The Philippine cobra

This is a pretty interesting snake and you will definitely want to stay away from it. Also known as the spitting cobra, Naja philippinensis has the ability to spit on you with its venom. It is native to the northern regions of the Philippines and its diet consists mainly of small rodents and other animals and birds.

Habitat: The places where this mortal beauty is most likely to be found are the islands of Mindoro, Luzon, Catanduanes and Masbate. He likes humid areas with a lot of vegetation (ponds, lakes, rivers) and he is not afraid to enter the human habitat.

Physical characteristics: Like any species in the cobra’s family, it can also form the legendary hood when threatened by the expansion of its cervical ribs. Your body can reach approximately 5 feet in length and, under certain conditions, it can be even longer. The body is robust and the colorist begins from light brown to medium in adulthood. Younger individuals are darker in color.

Most Poisonous Snakes in The World: A Top of Venomous Crawlies

The head ends with a rounded snout and large nostrils and the eyes are medium sized with round pupils colored in dark brown.

Poison toxicity level: These snakes can poison their prey from a distance of up to 9.8 feet away by spitting their poison accurately. A healthy and well-formed human being will collapse 30 minutes after the administration of the poison and death is a serious possibility if the treatment is not applied.

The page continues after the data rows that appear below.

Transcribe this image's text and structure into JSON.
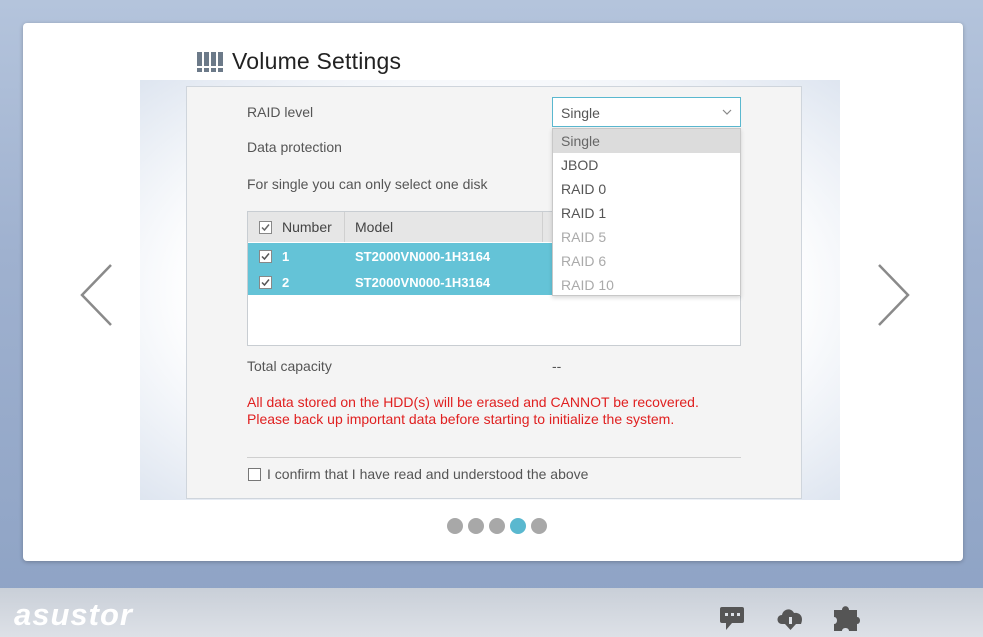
{
  "page_title": "Volume Settings",
  "form": {
    "raid_level_label": "RAID level",
    "data_protection_label": "Data protection",
    "single_note": "For single you can only select one disk",
    "raid_select_value": "Single",
    "raid_options": [
      {
        "label": "Single",
        "state": "selected"
      },
      {
        "label": "JBOD",
        "state": "enabled"
      },
      {
        "label": "RAID 0",
        "state": "enabled"
      },
      {
        "label": "RAID 1",
        "state": "enabled"
      },
      {
        "label": "RAID 5",
        "state": "disabled"
      },
      {
        "label": "RAID 6",
        "state": "disabled"
      },
      {
        "label": "RAID 10",
        "state": "disabled"
      }
    ]
  },
  "disk_table": {
    "headers": {
      "number": "Number",
      "model": "Model"
    },
    "rows": [
      {
        "number": "1",
        "model": "ST2000VN000-1H3164",
        "checked": true
      },
      {
        "number": "2",
        "model": "ST2000VN000-1H3164",
        "checked": true
      }
    ]
  },
  "capacity": {
    "label": "Total capacity",
    "value": "--"
  },
  "warning": {
    "line1": "All data stored on the HDD(s) will be erased and CANNOT be recovered.",
    "line2": "Please back up important data before starting to initialize the system."
  },
  "confirm": {
    "label": "I confirm that I have read and understood the above",
    "checked": false
  },
  "pager": {
    "total": 5,
    "active_index": 3
  },
  "brand": {
    "logo_text": "asustor"
  },
  "colors": {
    "accent": "#5ab8cf",
    "row_highlight": "#64c3d7",
    "warning": "#e02020"
  },
  "tray_icons": [
    "chat-icon",
    "cloud-download-icon",
    "puzzle-icon"
  ]
}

The bite of the Philippine cobra blocks the nervous system, the respiratory system and induces paralysis. The venom of this snake is considered one of the deadliest among the cobras.

Behavior and nature: This Cobra is not shy and will not back down in a confrontation. It will not hesitate to enter inhabited areas, following its prey and should not disturb it. Even so, he will try to escape first when he is face to face with a human being.

In conclusion

As you can see, most venomous and deadly snakes of our planet are not aggressive with humans and do not enjoy confrontation. Only when cornered and threatened, they prepare their weapons and attack with amazing speed and accuracy.

In conclusion, if you want to discover how to feel through your veins creeping death, it’s better to be prepared and take all your security!